ULTRAJE =================







Me despi de todo traje a rigor
Este disfarce homem,
Gesto Nô.
Toda cara
Horrenda
Kabuki,
Maquiagem as vezes trágica
Uma comédia me sorrindo.
E a nua dignidade
À flor da pele
Firmei no espinho.

ZAP!... =================


Naquela penumbra reconfortante deixa-se afundar na maciez do sofá. A sala a cada instante é tingida pela luz catódica multicor vinda do altar da estante donde irradia seu olho ciclope hipnótico, um feitiço de medusa paralisante... O dedo frenético no seletor de canais do controle remoto.
Num zap permite-se conduzir. Imagens vem e vão... Propagandas, esporte, programas, comerciais, um atrás do outro...
"- Vamos conhecer agora nosso felizardo. O cupom sorteado foi..." - Muitos esperam tirar sua sorte grande numa promoção de molho de tomate... Oxalá, acasos aconteciam!
Zap!...
"- Segunda, 10:00h da manhã... Você! Tem um encontro com Deus. Que vai te livrar de todo mal... Venha até nossa igreja, amado. É a campanha em favor..." - Dentro do seu íntimo um amém pra garantir a paz da consciência e também pelos que tinham hora marcada com o Pai Celestial.

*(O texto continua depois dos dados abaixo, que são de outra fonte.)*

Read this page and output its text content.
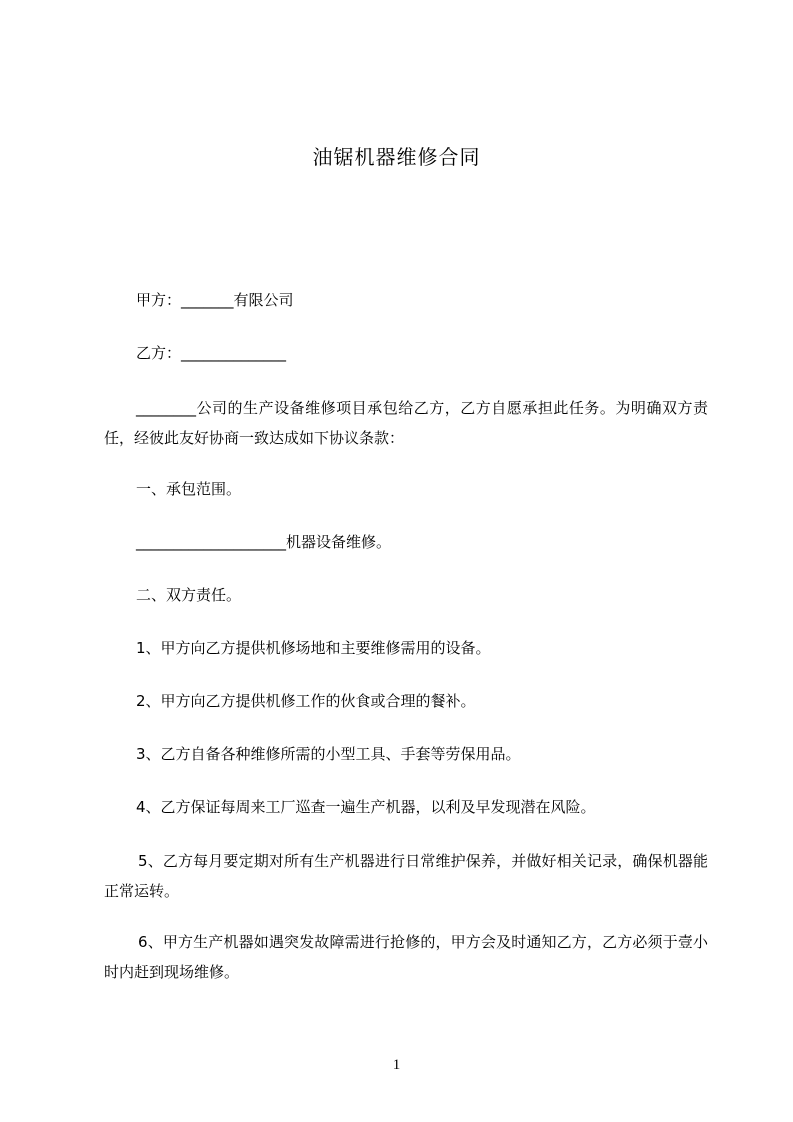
油锯机器维修合同
甲方：_______有限公司
乙方：______________
________公司的生产设备维修项目承包给乙方，乙方自愿承担此任务。为明确双方责任，经彼此友好协商一致达成如下协议条款：
一、承包范围。
____________________机器设备维修。
二、双方责任。
1、甲方向乙方提供机修场地和主要维修需用的设备。
2、甲方向乙方提供机修工作的伙食或合理的餐补。
3、乙方自备各种维修所需的小型工具、手套等劳保用品。
4、乙方保证每周来工厂巡查一遍生产机器，以利及早发现潜在风险。
5、乙方每月要定期对所有生产机器进行日常维护保养，并做好相关记录，确保机器能正常运转。
6、甲方生产机器如遇突发故障需进行抢修的，甲方会及时通知乙方，乙方必须于壹小时内赶到现场维修。
1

Em Deus não havia o que temer.
Zap!...
"Bang!... Bang!... Bang!..." - Tiros ecoaram no filme ao mesmo tempo que um automóvel freava bruscamente na esquina do prédio. Sobressaltou-se. "- (...)Eu podia ter morrido enquanto vocês olhavam..." - Odiava esses seriados policiais...
Imagens verdadeiras misturam-se perigosamente às fabricadas. A vida como um reclame, numa sequência de notícias, fatos, vinhetas das emissoras e supostas curiosidades verídicas à margem dos umbrais da porta.
Não há distração, mas consegue desligar-se por instantes... A margarina light para as manhãs saudáveis. A cerveja et circensis a suprir seu alcoolismo latente. Dispensava presenciar os jogos nos estádios, os shows de música, teatro, pra conhecer via satélite. Refestelado em frente a tv passa de tudo, e a vida não passa... De repente, os olhos vazos de lágrimas. Sua emoção é brutalmente abalada pela invasão de uma cena de amor num vídeo-clip...
"Down on luck, I can hardly say.
 I'm down on luck, I've monopolized
 Your life too long.
 I Know that certainly
 Something's going wrong..." - Vem-lhe a mente seu passado em flash back.
Zap!...
"- Fique com a gente!... Assista mais um campeão de audiência."
Zap!...
"- Se você está disposto mudar a sua vida... Seus problemas acabaram!! E o sucesso é garantido!"
Zap!...
"- Mais saúde e forma física sem academia... Sem sair de casa! Graças ao desenho revolucionário que possibilita exercícios..." - Só de assistir ficou cansado.
Zap!...
"-(...)É científico! Estudos comprovam. Em termos de sociedade: 40% são os certinhos... Incorruptíveis. Os outros 60 por cento são de dolosos e culposos, de alguma maneira, em algum momento. Ou seja, as pessoas são falhas! Daí a necessidade de se proteger..." - Em quem confiar? O problema é que não se dava atenção aos homens de bem.
O horror que adentra o recesso do lar não lhe afeta propriamente. A miséria lá fora nada diz ao seu estômago farto. Diante das tragédias coletivas só fazia lamentar a fatalidade. Era mais uma daquelas trágicas ocorrências do folhetim diário.
Olha, mas não vê. Nada distingue da realidade... Esta desaparece.
Zap!...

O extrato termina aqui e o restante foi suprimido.